Since torch-1.10.0 with cuda10.2 doesn’t have libtorch_cuda_cpp.so and still works fine on GPU, I suppose libtorch_cuda_cpp.so is only needed by caffe2.

eqy · November 9, 2021, 6:33pm

That doesn’t sound quite right… if you take a look at the file it’s going over sources file in aten so that warrants some caution

ptrblck · November 9, 2021, 9:01pm

No, the caffe2 bits are built in libcaffe2_...so. The library splitting was introduced to avoid the relocation issue introduced by the large library size during linking due to the size increase in CUDA, cuDNN etc.
The libtorch_cuda_cpp.so contains symbols for cuDNN, NCCL etc. Also, if I delete it, I’m unable to import torch and get:

ImportError: libtorch_cuda_cpp.so: cannot open shared object file: No such file or directory

so unsure what your workflow is.
TL;DR: don’t delete it, as this lib is needed.

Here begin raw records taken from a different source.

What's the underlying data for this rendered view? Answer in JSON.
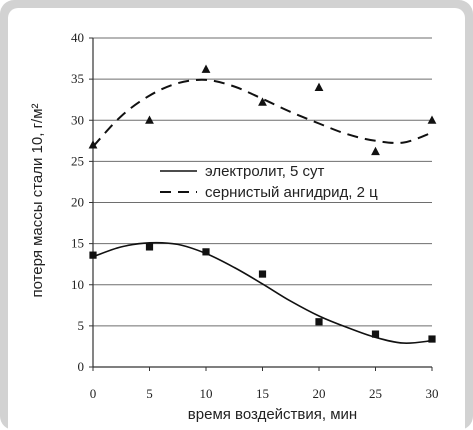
{
  "chart_data": {
    "type": "scatter",
    "title": "",
    "xlabel": "время воздействия, мин",
    "ylabel": "потеря массы стали 10, г/м²",
    "xlim": [
      0,
      30
    ],
    "ylim": [
      0,
      40
    ],
    "x_ticks": [
      0,
      5,
      10,
      15,
      20,
      25,
      30
    ],
    "y_ticks": [
      0,
      5,
      10,
      15,
      20,
      25,
      30,
      35,
      40
    ],
    "grid": "horizontal",
    "legend_position": "center-right",
    "series": [
      {
        "name": "электролит, 5 сут",
        "marker": "square",
        "line_style": "solid",
        "color": "#111111",
        "points": [
          {
            "x": 0,
            "y": 13.6
          },
          {
            "x": 5,
            "y": 14.6
          },
          {
            "x": 10,
            "y": 14.0
          },
          {
            "x": 15,
            "y": 11.3
          },
          {
            "x": 20,
            "y": 5.5
          },
          {
            "x": 25,
            "y": 4.0
          },
          {
            "x": 30,
            "y": 3.4
          }
        ],
        "trend": [
          {
            "x": 0,
            "y": 13.4
          },
          {
            "x": 2.5,
            "y": 14.6
          },
          {
            "x": 5,
            "y": 15.1
          },
          {
            "x": 7.5,
            "y": 14.9
          },
          {
            "x": 10,
            "y": 13.8
          },
          {
            "x": 12.5,
            "y": 12.1
          },
          {
            "x": 15,
            "y": 10.1
          },
          {
            "x": 17.5,
            "y": 8.0
          },
          {
            "x": 20,
            "y": 6.2
          },
          {
            "x": 22.5,
            "y": 4.8
          },
          {
            "x": 25,
            "y": 3.6
          },
          {
            "x": 27.5,
            "y": 2.9
          },
          {
            "x": 30,
            "y": 3.2
          }
        ]
      },
      {
        "name": "сернистый ангидрид, 2 ц",
        "marker": "triangle",
        "line_style": "dashed",
        "color": "#111111",
        "points": [
          {
            "x": 0,
            "y": 27.0
          },
          {
            "x": 5,
            "y": 30.0
          },
          {
            "x": 10,
            "y": 36.2
          },
          {
            "x": 15,
            "y": 32.2
          },
          {
            "x": 20,
            "y": 34.0
          },
          {
            "x": 25,
            "y": 26.2
          },
          {
            "x": 30,
            "y": 30.0
          }
        ],
        "trend": [
          {
            "x": 0,
            "y": 26.8
          },
          {
            "x": 2.5,
            "y": 30.5
          },
          {
            "x": 5,
            "y": 33.0
          },
          {
            "x": 7.5,
            "y": 34.5
          },
          {
            "x": 10,
            "y": 34.9
          },
          {
            "x": 12.5,
            "y": 34.1
          },
          {
            "x": 15,
            "y": 32.6
          },
          {
            "x": 17.5,
            "y": 31.0
          },
          {
            "x": 20,
            "y": 29.6
          },
          {
            "x": 22.5,
            "y": 28.3
          },
          {
            "x": 25,
            "y": 27.5
          },
          {
            "x": 27.5,
            "y": 27.3
          },
          {
            "x": 30,
            "y": 28.5
          }
        ]
      }
    ]
  },
  "colors": {
    "frame": "#d2d2d2",
    "panel": "#ffffff",
    "gridline": "#6e6e6e",
    "ink": "#111111"
  }
}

lorenzznerol · November 15, 2021, 9:12pm

Not sure whether this adds any value, but it might help looking at how pytorch gets installed from source when it comes to questions about which uses which in pytorch. See I cannot use the pytorch that was built successfully from source: (DLL) initialization routine failed. Error loading caffe2_detectron_ops_gpu.dll. At least, there, the same players take part. Just a side note, I guess that this is not useful in the end.